A sequence of six reflections subjects customary opinions to radical, systematic doubt to discover indubitable truths. The thinker discards sensory and speculative certainties via skeptical scenarios, arriving at a foundational assertion of self-awareness as a thinking substance. From clear and distinct perceptions the argument moves to proofs for a benevolent deity as guarantor of truth, and to arguments distinguishing immaterial mind from extended body, illustrated by analytic examples such as the wax experiment and the hypothesis of a deceiving intellect. The work progresses from methodological skepticism to metaphysical claims about knowledge, God, and the real distinction between mind and body.

OBJECT. VIII.

* An other Idea of the Sun as taken from the Arguments of Astronomers, that is consequentially collected by me from certain natural notions.
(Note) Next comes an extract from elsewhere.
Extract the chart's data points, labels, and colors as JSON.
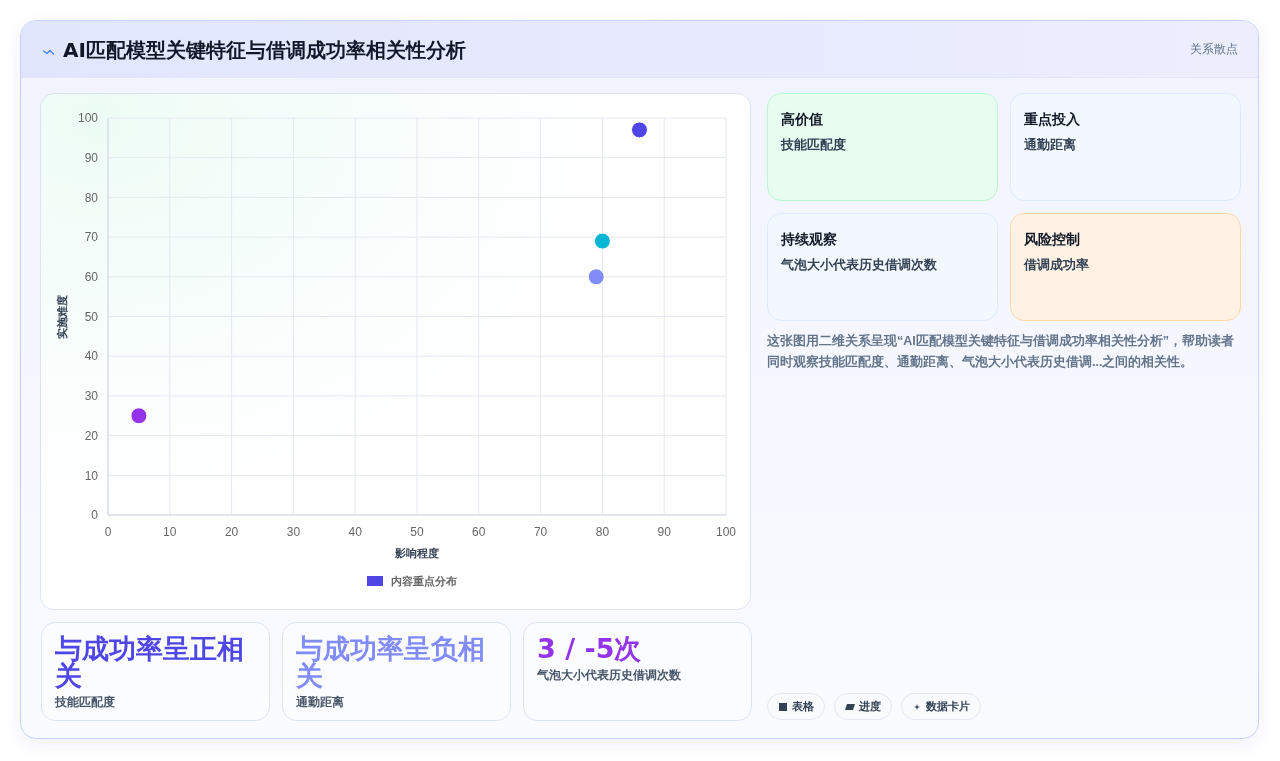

At the same time we can certainly have but one Idea of the Sun, whether it be look’d at by our eyes, or collected by Ratiocination to be much bigger than it seems; for this last is not an Idea of the Sun, but a proof by Arguments, that the Idea of the Sun would be much larger, if it were look’d at nigher. But at different or several times the Ideas of the Sun may be diverse, as if at one time we look at it with our bare eye, at an other time through a Teloscope; but Astronomical arguments do not make the Idea of the Sun greater or less, but they rather tell us that the sensible Idea thereof is false.

ANSWER.

Here also (as before) what he says is not the Idea of the Sun, and yet is described, is that very thing which I call the Idea.